Conclusions and Discussion

Main Conclusions

  1. Framework Effectiveness: The proposed NLP framework accurately classifies tweets and measures sentiment intensity, showing high consistency with official survey results
  2. Cost-Benefit: Social media data analysis can serve as a viable alternative or supplement to expensive user surveys
  3. Spatial Precision: Capable of identifying problem concentration points in specific geographic regions, supporting precise resource allocation
  4. Real-time Monitoring Capability: Provides continuous public opinion monitoring and data-driven decision support

Limitations

  1. Data Bias: Social media user demographics skew toward younger users, potentially not fully representing all passenger groups
  2. Geographic Precision: Tweet geographic tags may be inaccurate, with inherent errors in the 1-mile mapping strategy
  3. Language Complexity: Complex linguistic expressions such as irony and slang remain challenging
  4. Privacy Ethics: Using public social media data requires careful handling of privacy and ethical concerns

Future Directions

  1. Multilingual Support: Extend framework to handle multilingual tweet data
  2. Real-time Processing Optimization: Improve real-time processing capabilities for large-scale data
  3. Cross-domain Applications: Apply framework to airports, transit systems, parking facilities, shared mobility services, and other transportation services
  4. Fare Policy Analysis: Evaluate impact of fare changes on user satisfaction

In-Depth Evaluation

Strengths

  1. Strong Methodological Innovation: The combination of Few-Shot learning and VADER sentiment analysis is innovative, effectively addressing large-scale annotation challenges
  2. Comprehensive Experimental Design: Large-scale analysis of 36,000 tweets, validation with 500 manually annotated tweets, and comparison with official surveys
  3. High Practical Value: Provides transit agencies with a cost-effective alternative for user feedback collection
  4. In-depth Spatial Analysis: Geographic dimension sentiment analysis provides strong support for targeted interventions
  5. High Result Credibility: Consistency with MTA official survey results enhances framework credibility

Limitations

  1. Limited Generalization Capability: Validated only on NYC subway system; applicability to other cities and transit systems requires further verification
  2. Temporal Scope Limitation: Analysis limited to 2022 data; long-term trend analysis is insufficient
  3. Technology Dependency: Relies on commercial API (GPT-3.5), potentially facing cost and availability issues
  4. Single Evaluation Metric: Primarily relies on comparison with official surveys, lacking validation from multiple dimensions

Impact

  1. Academic Contribution: Provides new methodological framework for social media data analysis in transportation domain
  2. Practical Value: Offers actionable technical solutions for transit agencies worldwide
  3. Policy Implications: Supports data-driven transportation policy formulation and resource allocation optimization
  4. Cross-domain Inspiration: Methods extensible to user feedback analysis in other public service sectors

Applicable Scenarios

  1. Transit System Optimization: Service improvement for subways, buses, light rail, and other public transportation systems
  2. Urban Planning: Traffic infrastructure planning based on user feedback
  3. Emergency Response: Public sentiment monitoring during traffic accidents or service disruptions
  4. Policy Evaluation: Real-time assessment of transportation policy implementation effectiveness
  5. Commercial Applications: User experience analysis for shared mobility, taxi services, and other commercial transportation services

References

The paper cites 64 relevant references spanning sentiment analysis, natural language processing, transportation research, social media analysis, and other domains, providing solid theoretical foundation and methodological support for this research.

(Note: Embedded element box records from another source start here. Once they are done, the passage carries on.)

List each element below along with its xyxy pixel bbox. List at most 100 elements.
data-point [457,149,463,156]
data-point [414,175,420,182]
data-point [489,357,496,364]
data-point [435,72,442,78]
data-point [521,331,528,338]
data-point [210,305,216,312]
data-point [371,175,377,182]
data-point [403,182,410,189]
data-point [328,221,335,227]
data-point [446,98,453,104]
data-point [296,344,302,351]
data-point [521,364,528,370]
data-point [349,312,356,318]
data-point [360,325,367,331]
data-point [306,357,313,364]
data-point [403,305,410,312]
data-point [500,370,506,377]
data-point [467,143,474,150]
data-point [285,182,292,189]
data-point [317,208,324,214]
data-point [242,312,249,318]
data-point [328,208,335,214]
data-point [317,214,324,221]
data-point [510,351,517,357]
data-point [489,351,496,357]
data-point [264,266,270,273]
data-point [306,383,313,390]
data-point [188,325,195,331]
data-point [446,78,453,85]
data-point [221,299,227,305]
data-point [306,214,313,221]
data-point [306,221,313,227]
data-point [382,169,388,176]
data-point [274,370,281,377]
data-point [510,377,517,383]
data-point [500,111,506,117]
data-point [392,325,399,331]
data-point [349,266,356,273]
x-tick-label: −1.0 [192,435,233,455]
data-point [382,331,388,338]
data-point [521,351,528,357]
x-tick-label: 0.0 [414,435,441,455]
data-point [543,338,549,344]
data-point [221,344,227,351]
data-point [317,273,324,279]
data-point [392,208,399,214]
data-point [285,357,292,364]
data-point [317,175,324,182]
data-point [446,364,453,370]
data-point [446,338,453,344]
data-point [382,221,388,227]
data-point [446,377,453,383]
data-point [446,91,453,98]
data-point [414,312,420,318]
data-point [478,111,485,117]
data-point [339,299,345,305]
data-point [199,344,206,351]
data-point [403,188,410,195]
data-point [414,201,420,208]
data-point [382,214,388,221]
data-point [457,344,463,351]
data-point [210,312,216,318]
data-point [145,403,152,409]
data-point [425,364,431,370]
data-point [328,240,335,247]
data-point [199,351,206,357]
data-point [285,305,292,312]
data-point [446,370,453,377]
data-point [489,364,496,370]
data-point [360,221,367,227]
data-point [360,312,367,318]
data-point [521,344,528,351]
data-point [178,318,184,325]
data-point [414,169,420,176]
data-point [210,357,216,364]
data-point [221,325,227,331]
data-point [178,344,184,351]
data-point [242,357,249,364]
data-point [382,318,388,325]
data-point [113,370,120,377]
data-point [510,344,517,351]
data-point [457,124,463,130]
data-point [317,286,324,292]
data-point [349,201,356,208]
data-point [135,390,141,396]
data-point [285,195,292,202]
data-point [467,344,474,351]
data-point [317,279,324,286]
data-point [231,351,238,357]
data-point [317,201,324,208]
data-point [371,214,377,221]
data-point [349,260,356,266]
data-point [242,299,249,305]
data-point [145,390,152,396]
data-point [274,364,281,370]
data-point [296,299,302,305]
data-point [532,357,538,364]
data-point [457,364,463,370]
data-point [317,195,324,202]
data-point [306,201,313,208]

Overall Assessment: This is a high-quality applied research paper that successfully applies advanced NLP techniques to practical urban transportation challenges. The paper demonstrates methodological innovation, comprehensive experimentation, and credible results, with significant academic and practical value. While certain limitations exist, it provides valuable technical pathways and practical experience for digital transformation in the transportation sector.